Kim: Cory in the house

Booker stands out among 2020 candidates

Kim: Cory in the house

Won Hee Kim, Copy Editor

When I saw that Democratic Sen. Cory Booker announced his intention to run for the presidency in 2020, I was excited. It’s not because he grew up in Harrington Park, New Jersey, only miles away from where I went to high school. It’s only partially because I want the glorious pun that comes from the “Cory in the House” of Disney Channel fame. But mostly, I was excited because Booker is someone who has demonstrated time and time again that he cares about his constituents.

Booker, 49 years old, is the current New Jersey senator and a former mayor of Newark, New Jersey. He was born in Washington D.C. and traveled coast to coast during his education, going to Stanford University and Yale Law School. He is a Democrat, and someone once made a documentary about him. Booker does good deeds all around: opening his home up to strangers after Hurricane Sandy, saving dogs from the cold and even running into a burning house to save a woman. He has an aura around him that makes him seem like the kind-hearted protagonist of a novel.

Of course, Booker isn’t actually perfect. Opposers point to the Newark Watershed scandal, where allegations of corruption flew freely, and Booker was suspiciously absent in overseeing the Newark Watershed and Development Corporation. They can point out his lackluster results working as the mayor of Newark, when crime and taxes both increased during his years in office. They might even dig deep and talk about the op-ed he wrote as a student at Stanford University when he says that he groped someone when he was 15 years old. They might say he’s too focused on his public image.

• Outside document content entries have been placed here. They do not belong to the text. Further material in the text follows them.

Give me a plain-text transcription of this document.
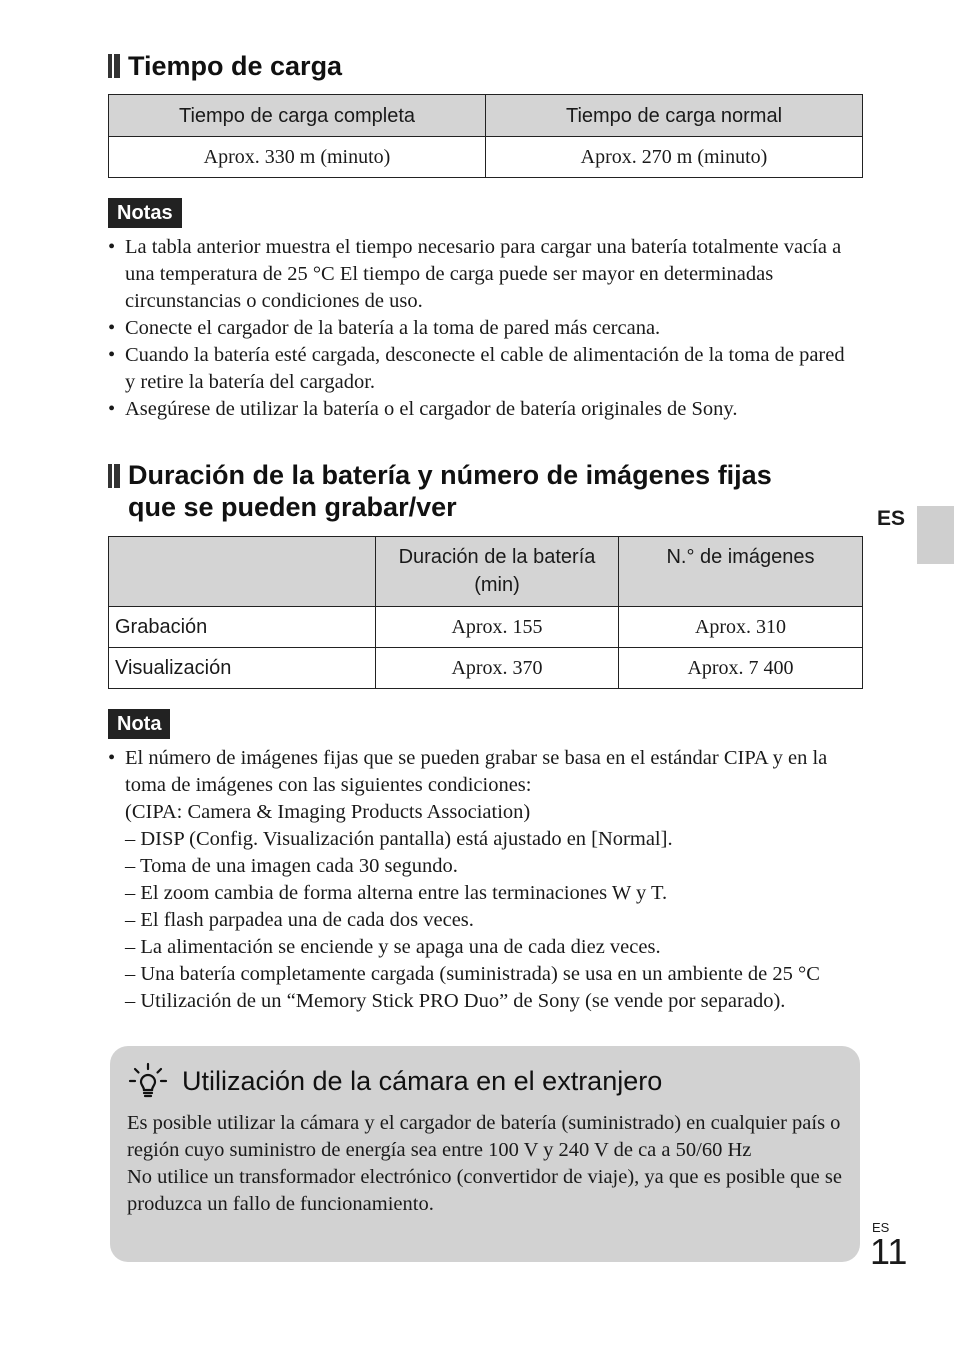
Tiempo de carga
Tiempo de carga completa	Tiempo de carga normal
Aprox. 330 m (minuto)	Aprox. 270 m (minuto)
Notas
• La tabla anterior muestra el tiempo necesario para cargar una batería totalmente vacía a una temperatura de 25 °C El tiempo de carga puede ser mayor en determinadas circunstancias o condiciones de uso.
• Conecte el cargador de la batería a la toma de pared más cercana.
• Cuando la batería esté cargada, desconecte el cable de alimentación de la toma de pared y retire la batería del cargador.
• Asegúrese de utilizar la batería o el cargador de batería originales de Sony.
Duración de la batería y número de imágenes fijas
que se pueden grabar/ver	ES
	Duración de la batería (min)	N.° de imágenes
Grabación	Aprox. 155	Aprox. 310
Visualización	Aprox. 370	Aprox. 7 400
Nota
• El número de imágenes fijas que se pueden grabar se basa en el estándar CIPA y en la toma de imágenes con las siguientes condiciones:
(CIPA: Camera & Imaging Products Association)
– DISP (Config. Visualización pantalla) está ajustado en [Normal].
– Toma de una imagen cada 30 segundo.
– El zoom cambia de forma alterna entre las terminaciones W y T.
– El flash parpadea una de cada dos veces.
– La alimentación se enciende y se apaga una de cada diez veces.
– Una batería completamente cargada (suministrada) se usa en un ambiente de 25 °C
– Utilización de un “Memory Stick PRO Duo” de Sony (se vende por separado).
Utilización de la cámara en el extranjero
Es posible utilizar la cámara y el cargador de batería (suministrado) en cualquier país o región cuyo suministro de energía sea entre 100 V y 240 V de ca a 50/60 Hz
No utilice un transformador electrónico (convertidor de viaje), ya que es posible que se produzca un fallo de funcionamiento.
ES
11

Some of these arguments are valid. There never was a satisfactory ending to the Newark Watershed event, and the data shows that crimes and taxes rose. But if Booker becomes the President of the United States, he will be put in a position with a higher level of accountability than before, and the data about crime and taxes ignores how Booker helped boost economic and population growth. Regarding the op-ed, actually reading the article shows how he published it to provoke a conversation about how sex and coersion are linked together in society and to fight rape culture.

As for his public image, that is one of the core reasons I support Booker. Because of the president’s position as the head of the country, the general public looks to the president as a role model. Under President Donald Trump, the country became more openly hateful toward people of color, people of different religions than Christianity, LGBT people and other groups of people disliked by the president. Citizens of the country who harbored negative emotions felt free to act on them, and this even happened on Case Western Reserve University’s campus. I personally don’t think Booker acts just for publicity, as people don’t typically risk their life and health to save someone in a fire. Even if he does, Booker’s image as someone who cares for the minorities of America makes him a great candidate.

The American people deserve someone who cares about them after the hurt of these last several years.

Won Hee Kim is a third-year English major with minors in creative writing and economics.